The process of adaptation to a death has been described by Bowlby as one in which we must change a mental model. However important this is, change is resisted. Bowlby asserts that our minds mercifully move toward and away from acknowledging the painful reality, providing bouts of grief interspersed with periods of respite. In other words, adaptation typically progresses in fits and starts, in which we oscillate between confronting and reflecting on painful information about the loss, and then setting it aside.
Dr Pies: What about complicated grief, Kathy? What context does that occur in?
Dr Shear: Sometimes, maladaptive feelings, thoughts, or behaviors can get a foothold during grief. A person might become caught up in troubling thoughts about the circumstances or consequences of the death, or about aspects of their relationship with the deceasedComplicated grief occurs when something interferes with learning that is the core process of healing. The result is a situation in which the bereaved person seems “stuck” in acute grief, trying to deal with the complications that block acceptance and adaptation to the loss.
Complicated grief is at the high end of the grief spectrum in both intensity and duration. People with complicated grief are often caught up in ruminations, avoidance, or maladaptive proximity-seeking.
Complicated grief ruminations are usually focused on counterfactual accounts of the death—for example, “If only I had made him go to the doctor sooner” or “If only I had not left the room right before she died.”

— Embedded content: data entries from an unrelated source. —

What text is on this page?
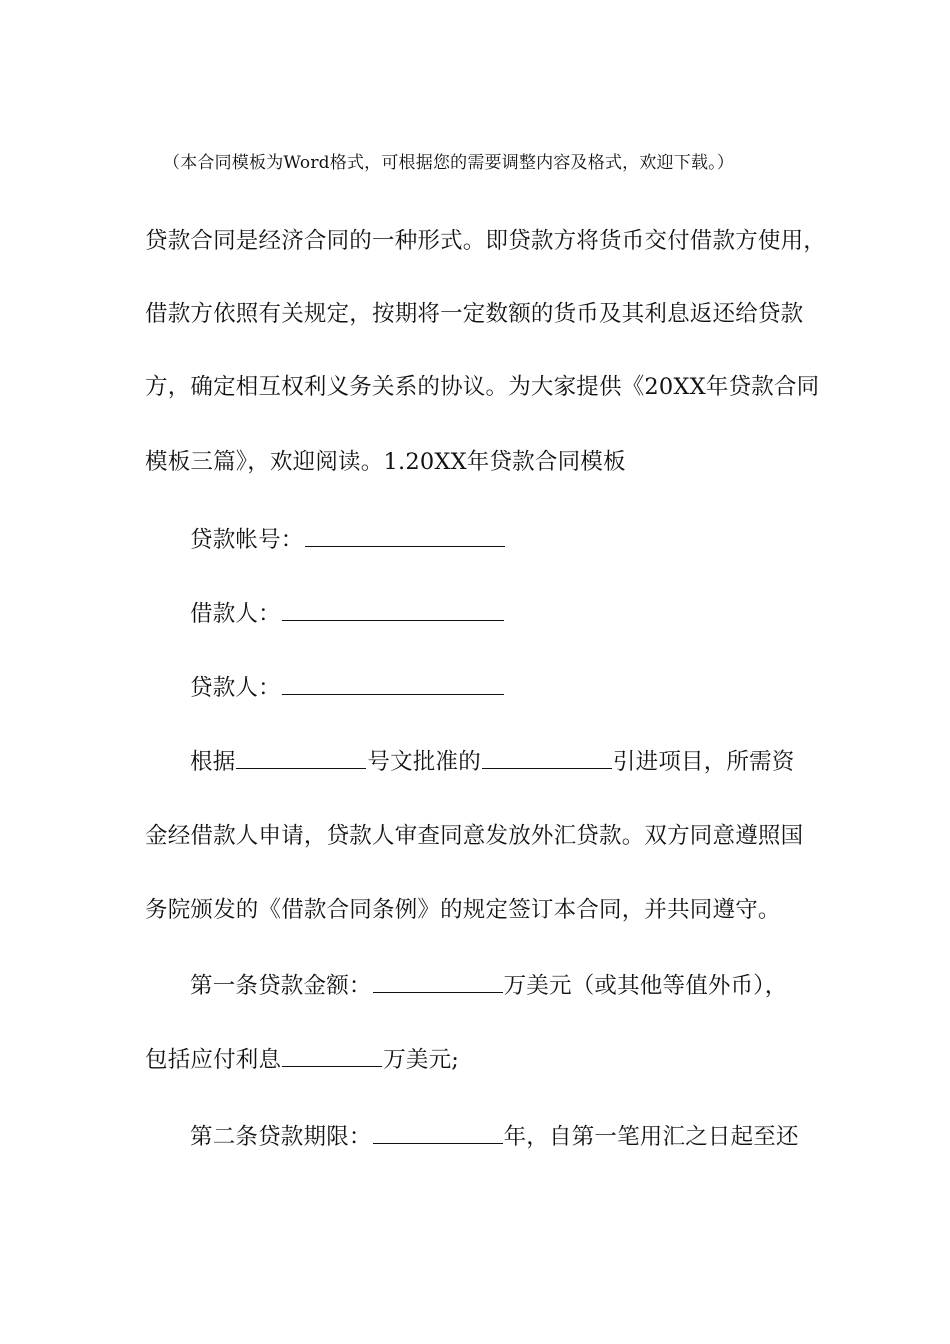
（本合同模板为Word格式，可根据您的需要调整内容及格式，欢迎下载。）
贷款合同是经济合同的一种形式。即贷款方将货币交付借款方使用，
借款方依照有关规定，按期将一定数额的货币及其利息返还给贷款
方，确定相互权利义务关系的协议。为大家提供《20XX年贷款合同
模板三篇》，欢迎阅读。1.20XX年贷款合同模板
贷款帐号：
借款人：
贷款人：
根据	号文批准的	引进项目，所需资
金经借款人申请，贷款人审查同意发放外汇贷款。双方同意遵照国
务院颁发的《借款合同条例》的规定签订本合同，并共同遵守。
第一条贷款金额：	万美元（或其他等值外币），
包括应付利息	万美元;
第二条贷款期限：	年，自第一笔用汇之日起至还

With complicated grief, avoidance can be specific, in which the survivor is focused on not wanting to confront reminders of the person who died.

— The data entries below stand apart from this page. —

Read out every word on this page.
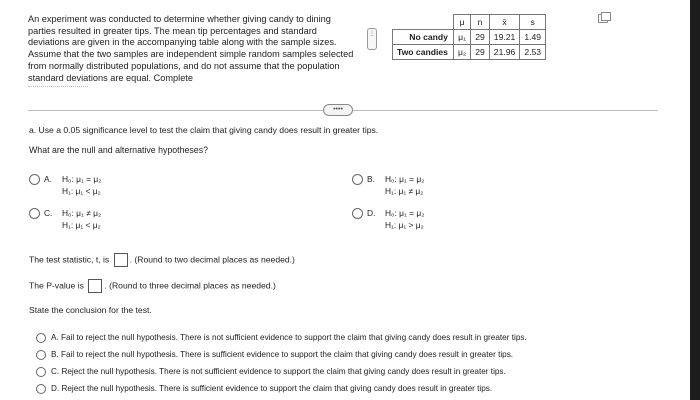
An experiment was conducted to determine whether giving candy to dining parties resulted in greater tips. The mean tip percentages and standard deviations are given in the accompanying table along with the sample sizes. Assume that the two samples are independent simple random samples selected from normally distributed populations, and do not assume that the population standard deviations are equal. Complete
⋮
	μ	n	x̄	s
No candy	μ₁	29	19.21	1.49
Two candies	μ₂	29	21.96	2.53
••••
a. Use a 0.05 significance level to test the claim that giving candy does result in greater tips.
What are the null and alternative hypotheses?
A. H₀: μ₁ = μ₂
H₁: μ₁ < μ₂
B. H₀: μ₁ = μ₂
H₁: μ₁ ≠ μ₂
C. H₀: μ₁ ≠ μ₂
H₁: μ₁ < μ₂
D. H₀: μ₁ = μ₂
H₁: μ₁ > μ₂
The test statistic, t, is . (Round to two decimal places as needed.)
The P-value is . (Round to three decimal places as needed.)
State the conclusion for the test.
A. Fail to reject the null hypothesis. There is not sufficient evidence to support the claim that giving candy does result in greater tips.
B. Fail to reject the null hypothesis. There is sufficient evidence to support the claim that giving candy does result in greater tips.
C. Reject the null hypothesis. There is not sufficient evidence to support the claim that giving candy does result in greater tips.
D. Reject the null hypothesis. There is sufficient evidence to support the claim that giving candy does result in greater tips.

On the other hand, people with complicated grief can also be desperate to feel close to their deceased loved one. They may spend hours looking at photos, touching or smelling their clothes, or daydreaming about times they were together. This proximity-seeking is usually pleasurable, but on until the person “wakes up” and remembers that the person is gone.
Dr Zisook noted that it is important to recognize a Major Depressive Episode when it occurs in a recently bereaved person who is still actively grieving.”
Here are several important differentiating factors:
1. The key feeling in grief is a sense of emptiness and loss whereas the key feeling in depression is an inability to anticipate happiness or pleasure.
2. In simple grief the sadness tends to decrease in and occurs in waves that are associated with thoughts or reminders of the deceased—so-called “pangs of grief.” With a Major Depressive Episode, (MDE) the sadness is more persistent and not tied to specific thoughts or preoccupations.
3• In grief, the pain may be accompanied by positive emotions, such as humor, relief, and warmth in the closeness with significant others. In contrast, when a MDE also is present it leaves no room for warmth, joy, or humor.
4. Thoughts and memories of the deceased predominate in grief. When the grief is accompanied by a coexisting MDE, thoughts also are focused on oneself being bad, undeserving, or unworthy
5. In grief, self-esteem is generally preserved, but where there is MDE, thoughts of worthlessness and self-loathing also are common. Grieving individuals often feel supported and comforted by friends and relatives sharing time and conveying condolences. This is less true of those with an MDE.In grief, thoughts of death or dying are generally focused on the deceased and possibly about joining them. In those suffering from an MDE, thoughts may be more focused on ending one’s life because of feeling that the world would be better off without them.